The RI Historical Society’s upcoming event taking us back to the glory days of Narragansett Race Track reminded me of our one and only trip to The Kentucky Derby. Watching the race on television gave us only a modest idea of what to expect.
As we approached the gates we were infused with the passion and enthusiasm of the Churchill Downs crowd; a crowd almost walking on their toes with perseverating gait in anticipation of the day. Names like Whirlaway, Seabiscuit and Man-O-War swirled in my head.
Walking along was a parade of women wearing the most fashionable hats from brassy to stylish with a mix of elegance. Flowers, feathers, bows and ribbons of all colors conveyed their imagination and character. Men were wearing tropical colors in bold stripes, busy plaids and bright pastels. Navy and seersucker blazers were in style.
We sat to rest, listen and observe. I was never a betting man, but Churchill Downs, like my first time at Narragansett, whetted my appetite. I was not alone. I stood in line to bet the number four horse. It was Dad’s lucky number. I won! $300! Remembering my losses, though modest, of years before at Narragansett, I returned to the stands, gave Diane the cash and sat to watch other races and the people before The Derby.

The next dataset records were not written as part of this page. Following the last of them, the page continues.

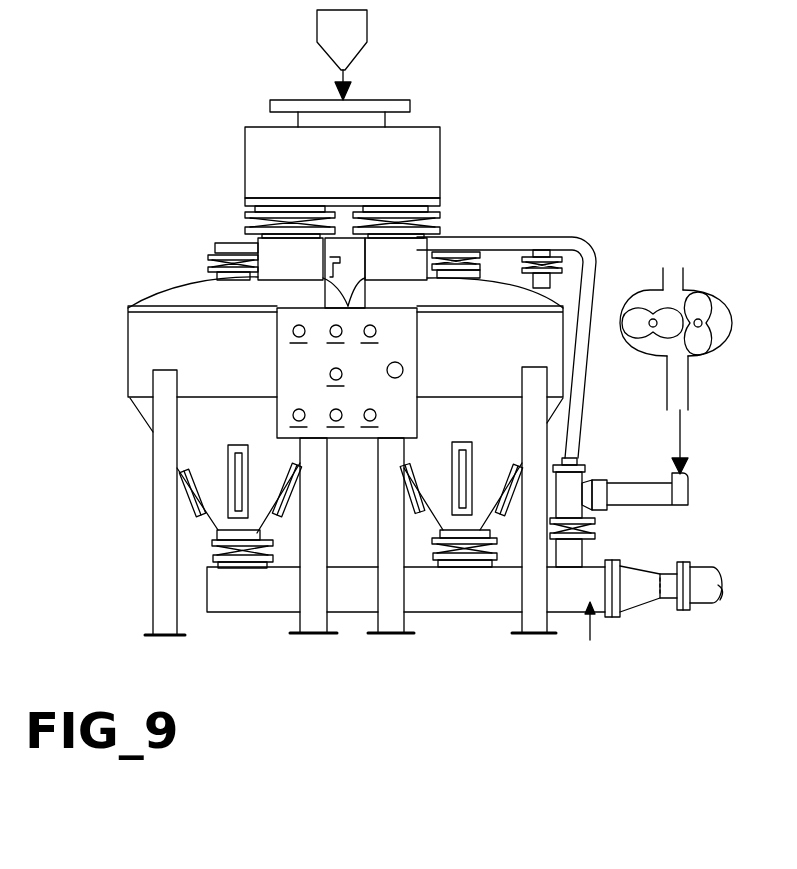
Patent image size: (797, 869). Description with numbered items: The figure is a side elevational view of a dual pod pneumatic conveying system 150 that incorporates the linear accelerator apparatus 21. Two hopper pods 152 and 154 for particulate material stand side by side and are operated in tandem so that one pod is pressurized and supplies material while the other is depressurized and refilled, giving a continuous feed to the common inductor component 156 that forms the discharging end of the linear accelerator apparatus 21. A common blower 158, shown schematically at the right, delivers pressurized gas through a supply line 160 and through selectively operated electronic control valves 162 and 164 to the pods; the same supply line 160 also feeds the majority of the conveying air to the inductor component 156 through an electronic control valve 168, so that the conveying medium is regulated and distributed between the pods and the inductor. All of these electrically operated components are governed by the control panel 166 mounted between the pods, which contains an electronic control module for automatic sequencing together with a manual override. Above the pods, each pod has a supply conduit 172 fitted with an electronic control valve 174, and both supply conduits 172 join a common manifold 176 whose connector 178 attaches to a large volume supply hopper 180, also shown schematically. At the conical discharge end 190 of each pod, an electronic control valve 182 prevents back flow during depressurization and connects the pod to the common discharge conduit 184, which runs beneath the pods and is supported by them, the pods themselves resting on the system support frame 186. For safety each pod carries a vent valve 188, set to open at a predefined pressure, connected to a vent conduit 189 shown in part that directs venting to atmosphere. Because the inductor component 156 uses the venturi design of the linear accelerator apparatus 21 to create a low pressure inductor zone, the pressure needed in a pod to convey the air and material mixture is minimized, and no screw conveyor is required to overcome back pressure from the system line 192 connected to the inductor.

The dual pod pneumatic conveying system 150 is at (640, 210).
The hopper pod 152 is at (482, 378).
The hopper pod 154 is at (242, 378).
The inductor component 156 is at (664, 603).
The common blower 158 is at (747, 277).
The supply line 160 is at (680, 437).
The electronic control valve 162 is at (540, 247).
The electronic control valve 164 is at (333, 270).
The control panel 166 is at (408, 415).
The electronic control valve 168 is at (597, 530).
The supply conduit 172 is at (260, 248).
The electronic control valve 174 is at (440, 220).
The common manifold 176 is at (246, 165).
The connector 178 is at (409, 101).
The supply hopper 180 is at (368, 40).
The electronic control valve 182 is at (215, 550).
The common discharge conduit 184 is at (412, 622).
The system support frame 186 is at (160, 478).
The vent valve 188 is at (215, 262).
The vent conduit 189 is at (215, 248).
The conical discharge end 190 is at (213, 525).
The system line 192 is at (705, 600).
The linear accelerator apparatus 21 is at (601, 634).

The other bet I made was in The Derby for Dad. Of course he wanted the number four horse. I placed the bet for him. Four came out of the gate last and stayed so for the entire race. When I got home, Dad asked, “How come I never saw my horse on television?”
“Because he was dead last all the way, Dad.”
“The bum.” That was Dad’s common refrain when sports did not go his way.
Because our hostess had means, we were invited to a number of elegant events. We rubbed elbows with celebrities at a tent dance with two hundred tables of ten, featuring at the same time, the bands of Lester Lanin, Salsa and Rip Rock in three different areas. The tent dance and dinner paled in comparison to the next day’s brunch on a horse farm. Before the parade of horses, we toured the stables, immaculately kept.
While we stood in the picturesque portico holding mint juleps, the owners paraded a number of horses; all of whom had some connection with the Derby … racers, studs, stallions and brood mares. We were astonished. Each led by a personal handler, the splendid animals, almost as stylish as the ladies in their hats, pranced on the lawn. Feisty, they reared and romped to show they had spunk enough to be champions. Shining like black flowers, they were elegant and exotic with movements quick and light.
As the first Saturday of May approaches, I think fondly of our day in Kentucky. This year, with enthusiasm, I am looking forward to the swing dancers, collection items, photographs and, oh yes, the mint juleps of the Historical Society event.